Once there, we had a good explore; the wide paths about the park are all cycleable but the on-road provision is utterly woeful. It’s very depressing that such poor cycling facilities have been built on an essentially blank canvas. The most tragic-hilarious of all is the bridge to the Lee Valley VeloPark, which has very narrow advisory on-carriageway cycle lanes.  It’s not like anyone might cycle to a velodrome, mountain bike course, BMX track or road cycling circuit, eh? It would have been better if they’d not bothered putting anything.

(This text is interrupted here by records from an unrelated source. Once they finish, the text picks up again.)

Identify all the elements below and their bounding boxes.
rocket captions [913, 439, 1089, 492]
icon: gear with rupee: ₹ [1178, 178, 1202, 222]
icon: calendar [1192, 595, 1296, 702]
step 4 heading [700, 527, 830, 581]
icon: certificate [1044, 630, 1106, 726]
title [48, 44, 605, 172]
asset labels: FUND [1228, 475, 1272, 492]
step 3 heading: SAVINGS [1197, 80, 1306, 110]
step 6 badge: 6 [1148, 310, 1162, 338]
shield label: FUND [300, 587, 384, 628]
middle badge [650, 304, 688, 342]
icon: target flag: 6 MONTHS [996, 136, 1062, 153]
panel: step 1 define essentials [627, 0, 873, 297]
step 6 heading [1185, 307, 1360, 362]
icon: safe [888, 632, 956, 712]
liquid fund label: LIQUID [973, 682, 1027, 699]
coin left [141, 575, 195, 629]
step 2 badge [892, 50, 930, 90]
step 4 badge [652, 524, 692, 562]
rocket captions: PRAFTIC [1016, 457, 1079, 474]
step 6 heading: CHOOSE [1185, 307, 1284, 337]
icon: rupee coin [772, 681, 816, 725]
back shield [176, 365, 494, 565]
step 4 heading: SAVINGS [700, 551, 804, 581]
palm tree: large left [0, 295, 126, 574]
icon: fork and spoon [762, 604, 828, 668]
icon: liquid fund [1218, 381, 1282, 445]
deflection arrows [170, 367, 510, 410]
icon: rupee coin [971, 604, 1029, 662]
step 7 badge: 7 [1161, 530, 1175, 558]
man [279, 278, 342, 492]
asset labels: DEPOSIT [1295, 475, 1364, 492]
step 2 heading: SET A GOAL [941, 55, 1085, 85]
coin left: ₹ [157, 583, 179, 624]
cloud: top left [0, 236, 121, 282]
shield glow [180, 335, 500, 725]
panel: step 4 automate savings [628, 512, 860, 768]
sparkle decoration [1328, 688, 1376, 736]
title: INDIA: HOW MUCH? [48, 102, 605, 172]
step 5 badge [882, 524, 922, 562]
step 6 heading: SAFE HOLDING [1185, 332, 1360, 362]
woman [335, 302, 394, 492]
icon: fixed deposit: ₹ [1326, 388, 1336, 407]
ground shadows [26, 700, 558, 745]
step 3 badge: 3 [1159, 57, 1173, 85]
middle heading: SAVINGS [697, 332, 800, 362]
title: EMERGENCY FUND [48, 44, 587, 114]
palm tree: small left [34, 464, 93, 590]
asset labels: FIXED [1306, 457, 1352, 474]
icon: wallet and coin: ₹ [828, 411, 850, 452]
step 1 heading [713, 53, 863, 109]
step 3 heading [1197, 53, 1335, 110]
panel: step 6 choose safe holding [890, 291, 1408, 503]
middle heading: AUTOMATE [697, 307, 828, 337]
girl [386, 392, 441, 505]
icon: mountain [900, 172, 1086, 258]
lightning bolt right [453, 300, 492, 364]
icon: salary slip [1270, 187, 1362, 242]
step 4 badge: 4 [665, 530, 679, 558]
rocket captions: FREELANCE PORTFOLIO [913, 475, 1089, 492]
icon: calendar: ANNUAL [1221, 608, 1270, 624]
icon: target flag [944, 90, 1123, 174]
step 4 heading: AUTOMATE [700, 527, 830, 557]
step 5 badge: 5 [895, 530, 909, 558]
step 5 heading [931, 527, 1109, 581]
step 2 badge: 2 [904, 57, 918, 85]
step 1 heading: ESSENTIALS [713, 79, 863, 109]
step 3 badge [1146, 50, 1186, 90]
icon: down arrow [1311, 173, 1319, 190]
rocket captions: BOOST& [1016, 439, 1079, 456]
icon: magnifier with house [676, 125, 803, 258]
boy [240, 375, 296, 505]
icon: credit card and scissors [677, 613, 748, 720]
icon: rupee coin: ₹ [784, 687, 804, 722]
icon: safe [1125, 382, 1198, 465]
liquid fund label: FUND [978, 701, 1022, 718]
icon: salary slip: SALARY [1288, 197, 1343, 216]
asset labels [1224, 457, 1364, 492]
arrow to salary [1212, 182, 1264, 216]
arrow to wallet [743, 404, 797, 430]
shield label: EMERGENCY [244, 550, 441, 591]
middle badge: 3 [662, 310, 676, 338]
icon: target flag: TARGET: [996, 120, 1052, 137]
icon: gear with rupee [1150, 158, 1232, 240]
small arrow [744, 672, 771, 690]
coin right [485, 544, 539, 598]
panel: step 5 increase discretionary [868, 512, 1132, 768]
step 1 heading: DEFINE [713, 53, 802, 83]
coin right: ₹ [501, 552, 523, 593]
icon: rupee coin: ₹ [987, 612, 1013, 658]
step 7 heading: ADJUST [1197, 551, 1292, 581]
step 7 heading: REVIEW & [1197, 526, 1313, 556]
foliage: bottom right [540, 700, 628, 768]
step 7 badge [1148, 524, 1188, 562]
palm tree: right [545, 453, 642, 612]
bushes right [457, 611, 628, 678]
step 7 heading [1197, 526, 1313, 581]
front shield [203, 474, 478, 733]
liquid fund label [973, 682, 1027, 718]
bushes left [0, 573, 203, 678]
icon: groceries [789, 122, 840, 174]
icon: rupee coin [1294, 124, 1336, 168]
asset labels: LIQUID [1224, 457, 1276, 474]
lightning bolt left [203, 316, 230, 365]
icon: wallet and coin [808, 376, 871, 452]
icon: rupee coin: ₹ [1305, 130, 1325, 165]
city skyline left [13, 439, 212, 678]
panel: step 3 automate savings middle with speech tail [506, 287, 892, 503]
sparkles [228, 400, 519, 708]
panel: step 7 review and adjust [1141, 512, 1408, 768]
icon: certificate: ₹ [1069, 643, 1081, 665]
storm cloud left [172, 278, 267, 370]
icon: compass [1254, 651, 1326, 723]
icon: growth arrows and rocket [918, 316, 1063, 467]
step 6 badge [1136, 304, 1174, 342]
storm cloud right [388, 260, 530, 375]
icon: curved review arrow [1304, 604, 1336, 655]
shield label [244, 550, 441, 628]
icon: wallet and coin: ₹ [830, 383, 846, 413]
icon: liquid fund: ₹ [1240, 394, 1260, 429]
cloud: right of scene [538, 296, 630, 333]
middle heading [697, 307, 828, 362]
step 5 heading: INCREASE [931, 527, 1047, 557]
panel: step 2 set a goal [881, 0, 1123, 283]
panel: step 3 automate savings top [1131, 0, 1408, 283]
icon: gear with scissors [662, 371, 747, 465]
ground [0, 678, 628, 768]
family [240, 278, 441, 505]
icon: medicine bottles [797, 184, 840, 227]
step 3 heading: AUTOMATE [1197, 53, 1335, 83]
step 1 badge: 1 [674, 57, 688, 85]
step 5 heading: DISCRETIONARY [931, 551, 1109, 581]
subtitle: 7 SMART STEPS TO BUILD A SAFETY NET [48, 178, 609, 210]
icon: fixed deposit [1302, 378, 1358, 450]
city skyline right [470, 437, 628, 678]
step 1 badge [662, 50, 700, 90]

While pootling around, I managed to cycle into an utterly pointless bollard which had been inexplicably placed in the middle of a cycle track, luckily with no harm done other than to my pride. On reaching the VeloPark, we cycled about having a look at things then went on to the beautiful road cycling circuit, a billiard-table-smooth one mile long, six metre wide track with a great selection of elevation changes, banked corners and lovely long straights. Three speedy fun laps of that (14.4, 16.6 and 14.6mph respectively) and we decided we’d best start working our way home, before we overshot our target distance by a huge margin. After we left, we worked out that apparently you’re supposed to pay to use the road track, though honestly we have no idea how, we just followed a big sign that said road track this way and then we were out on it. Still, at £6 for an hour it’s not crazily expensive for a mile-long track for doing speed work, so we may well make our way back here in the coming weeks, and if we do we’ll put some effort into working out just how you’re supposed to pay.

We headed home via the Greenway, Victoria Park, the Regent’s Canal, then a selection of LCN routes across London ending up back on LCN37 and the Wandle Trail, for a total day’s distance of around 46.7 miles (including the 3.6 of the Big Ride which were, to be honest, as much walking on a bike as riding, and two miles back from the post-ride pub visit, so we’ll not include those in the total).

We were tired, but not destroyed, and both felt like we could have done more – which is good because next week we’ll be doing 50 miles, and at a more consistent pace too.

The 29 mile main section of our ride – click for full details!

The boring stats

  • Weekly distance: 69.1 miles (Mark), 65.5 miles (Audrey), of which 41 miles was our long weekend ride, 5.1 miles paced lapping Battersea Park.
  • Average moving speed (Battersea Park laps): 13.6mph
  • Moving time (Battersea Park laps): 34m42s.
  • Average moving speed (long weekend ride): 10.6mph
  • Moving time (long weekend ride): 3h52m
  • Total punctures to date – Mark: 0, Audrey: 1
  • Total training miles to date (including cycling to work) – Mark: 462 miles, Audrey: 421 miles.